When Overeem finally entered the UFC and smashed Brock Lesnar into retirement, fans were salivating to see what he could do against fellow knockout artist and UFC Heavyweight champion Junior Dos Santos. Overeem's post fight drug test confirmed what fans suspected for a long time; something wasn't right with Overeem's new physique. Overeem's T:E ratio was 14:1, above the 6:1 limit of Nevada. This failure cost Overeem a year of his career and a UFC title shot. His career has never been the same since, as he has dropped three of his past five fights, losing loads of momentum gained from his K1 conquests.
"The Warmaster" is as much of a professional wrestler as he is a mixed martial artist. From his throat slash taunt to his entertaining trash talk, Barnett is a throwback to the 1980s era of WWE with its colorful characters. Like many other professional wrestlers too, Barnett's career is dogged with steroid use. Before he grew an epic beard years later, Barnett was the "Baby-faced Assassin', a pudgy young catch wrestler who defeated Randy Couture at UFC 36 via TKO to capture the UFC heavyweight championship at 24 years old. Post-fight, like many of the wrestlers he idolized, Barnett was popped for steroids. While Barnett would claim innocence, he was still stripped of his title and would not fight again in the UFC for over 10 years.

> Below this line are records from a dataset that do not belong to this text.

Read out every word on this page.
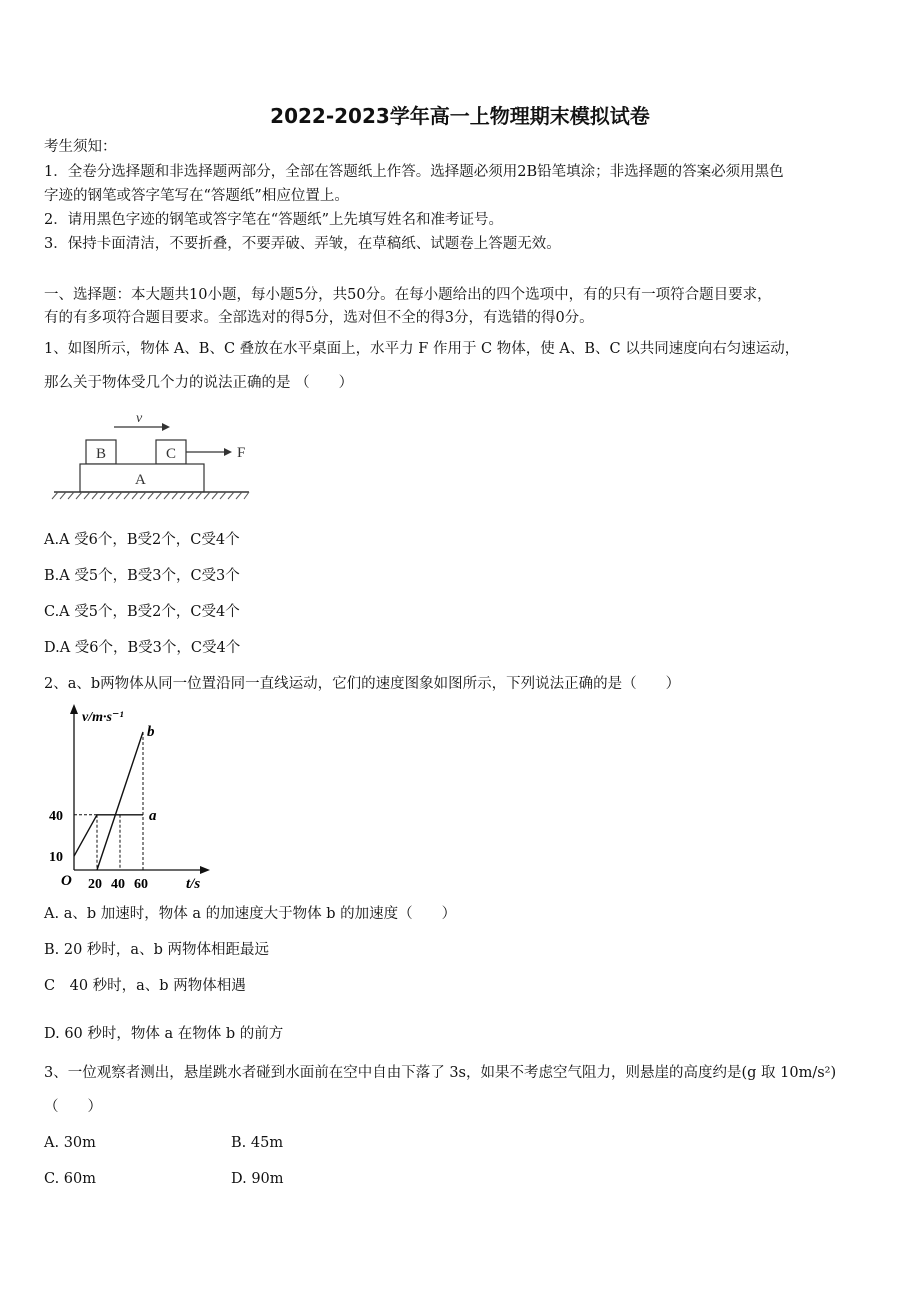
2022-2023学年高一上物理期末模拟试卷
考生须知：
1．全卷分选择题和非选择题两部分，全部在答题纸上作答。选择题必须用2B铅笔填涂；非选择题的答案必须用黑色
字迹的钢笔或答字笔写在“答题纸”相应位置上。
2．请用黑色字迹的钢笔或答字笔在“答题纸”上先填写姓名和准考证号。
3．保持卡面清洁，不要折叠，不要弄破、弄皱，在草稿纸、试题卷上答题无效。
一、选择题：本大题共10小题，每小题5分，共50分。在每小题给出的四个选项中，有的只有一项符合题目要求，
有的有多项符合题目要求。全部选对的得5分，选对但不全的得3分，有选错的得0分。
1、如图所示，物体 A、B、C 叠放在水平桌面上，水平力 F 作用于 C 物体，使 A、B、C 以共同速度向右匀速运动，
那么关于物体受几个力的说法正确的是 （　　）
v
B	C	F
A
A.A 受6个，B受2个，C受4个
B.A 受5个，B受3个，C受3个
C.A 受5个，B受2个，C受4个
D.A 受6个，B受3个，C受4个
2、a、b两物体从同一位置沿同一直线运动，它们的速度图象如图所示，下列说法正确的是（　　）
v/m·s⁻¹
t/s
O
a
b
20 40 60
10
40
A. a、b 加速时，物体 a 的加速度大于物体 b 的加速度（　　）
B. 20 秒时，a、b 两物体相距最远
C　40 秒时，a、b 两物体相遇
D. 60 秒时，物体 a 在物体 b 的前方
3、一位观察者测出，悬崖跳水者碰到水面前在空中自由下落了 3s，如果不考虑空气阻力，则悬崖的高度约是(g 取 10m/s²)
（　　）
A. 30m	B. 45m
C. 60m	D. 90m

If you can slap as much muscle onto a 5-foot-6 body as possible, you would probably end up with Sean "The Muscle Shark" Sherk. An impossibly cut wrestler who could stifle the life out of a ghost, Sherk become the UFC's first lightweight champion since they reinstated the championship in 2006 by defeating Kenny Florian in a five round decision. In his first defence, Sherk smothered the horribly purple/white haired Brazilian Hermes Franca at UFC 73 to retain his title.

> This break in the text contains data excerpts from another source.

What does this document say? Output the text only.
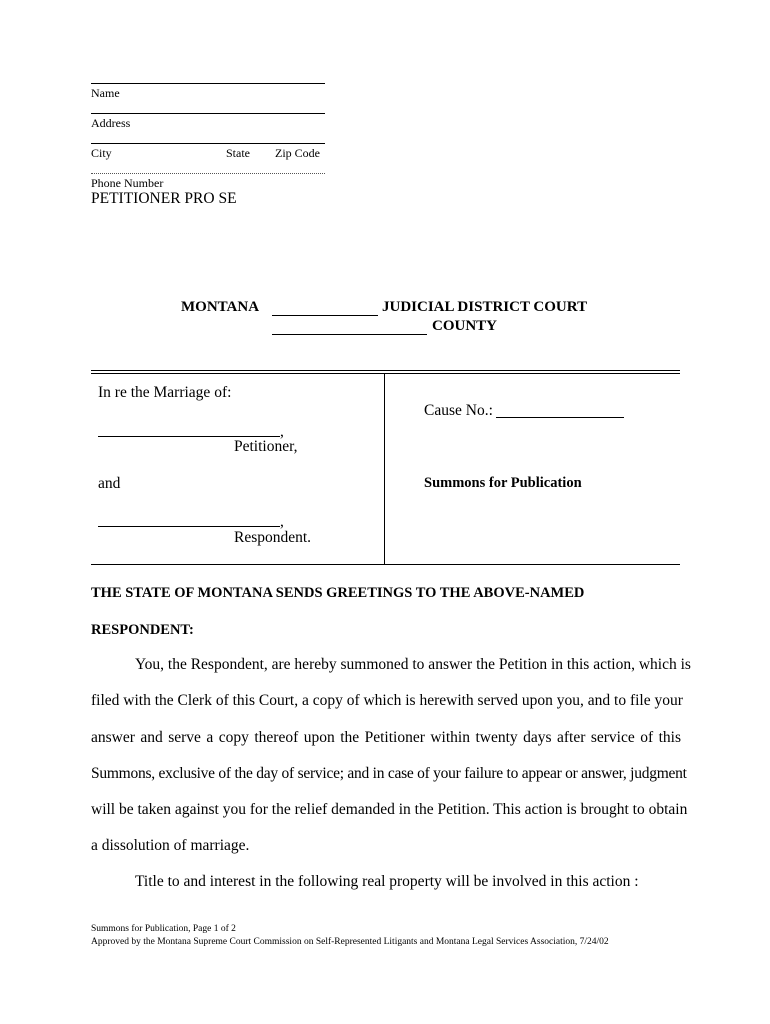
Name
Address
City	State Zip Code
Phone Number
PETITIONER PRO SE
MONTANA	JUDICIAL DISTRICT COURT
COUNTY
In re the Marriage of:
,
Petitioner,
and
,
Respondent.
Cause No.:
Summons for Publication
THE STATE OF MONTANA SENDS GREETINGS TO THE ABOVE-NAMED
RESPONDENT:
You, the Respondent, are hereby summoned to answer the Petition in this action, which is
filed with the Clerk of this Court, a copy of which is herewith served upon you, and to file your
answer and serve a copy thereof upon the Petitioner within twenty days after service of this
Summons, exclusive of the day of service; and in case of your failure to appear or answer, judgment
will be taken against you for the relief demanded in the Petition. This action is brought to obtain
a dissolution of marriage.
Title to and interest in the following real property will be involved in this action :
Summons for Publication, Page 1 of 2
Approved by the Montana Supreme Court Commission on Self-Represented Litigants and Montana Legal Services Association, 7/24/02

After the fight, those muscles on the Muscle Shark turned out to be artificial as he tested positive for Nandrolone, an anabolic steroid. Sherk was stripped of the title and suspended for six months. In his return fight, he lost to the man who won the title in his absence, B.J. Penn. Sherk would never get another shot at UFC gold.
When Josh Barnett fails a drug test, he does it at the absolute worst of times. Not only did Barnett fail his UFC 33 drug test which stripped him of his UFC Heavyweight championship, he would do it again seven years later in 2009. Barnett, who was the no.2 ranked heavyweight in the world, was scheduled to face the greatest heavyweight of all time Fedor Emelianenko, a man who had eluded him in his PRIDE run.

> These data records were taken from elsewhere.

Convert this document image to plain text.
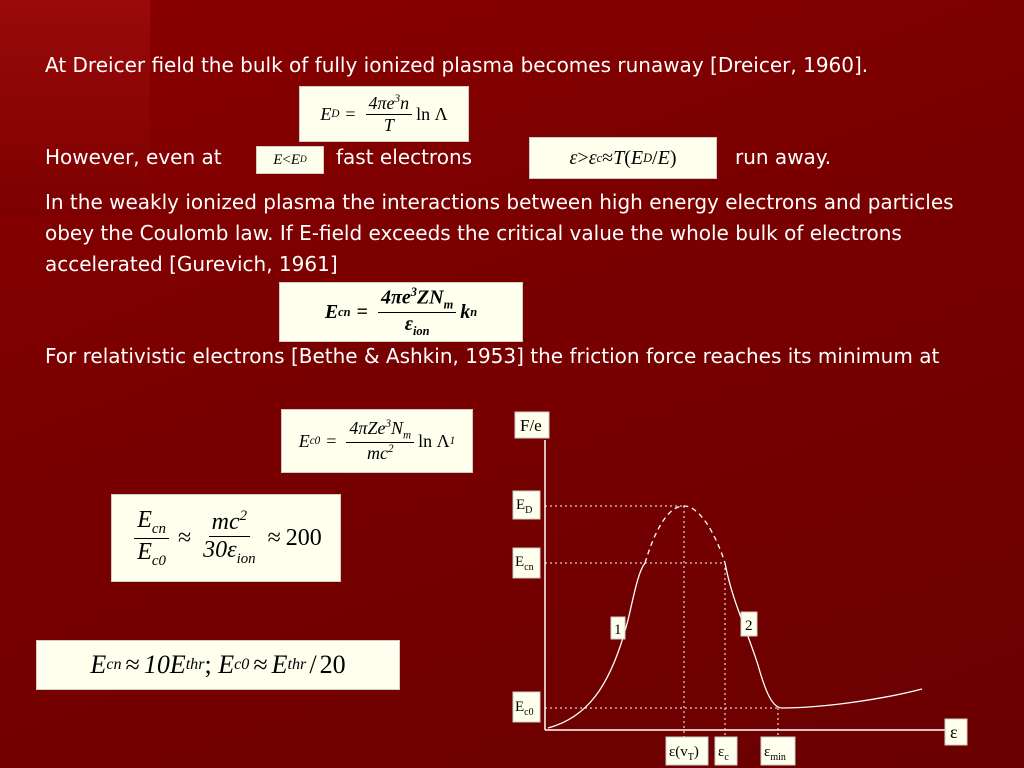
At Dreicer field the bulk of fully ionized plasma becomes runaway [Dreicer, 1960].

E $D = \frac{4\pi e^3n}{T}$ ln Λ
However, even at	E < E D fast electrons	ε > ε c ≈ T ( E D / E )	run away.

In the weakly ionized plasma the interactions between high energy electrons and particles obey the Coulomb law. If E-field exceeds the critical value the whole bulk of electrons accelerated [Gurevich, 1961]

E cn = $\frac{4\pi e^3ZN_m}{\varepsilon_{ion}}$ k n

For relativistic electrons [Bethe & Ashkin, 1953] the friction force reaches its minimum at

E $c0 = \frac{4\pi Ze^3N_m}{mc^2}$ ln Λ 1
$\frac{E_{cn}}{E_{c0}} \approx \frac{mc^2}{30\varepsilon_{ion}} \approx 200$
E cn ≈ 10E thr ; E c0 ≈ E thr / 20
F/e
ε
$E_D$
$E_{cn}$
$E_{c0}$
1	2
$\varepsilon(v_T)$ $\varepsilon_c$ $\varepsilon_{min}$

The fight was poised to put the Affliction promotion on the map but as plans are made they will go awry. In a pre fight drug test, Barnett tested positive for steroids 10 days before the fight and as a result, the Affliction promotion cancelled the event and went belly up. Not only did the failure prevent an incredible match up from taking place, but it also played a part in putting an entire promotion out of business. The Baby Faced Assassin had effectively killed an entire MMA promotion.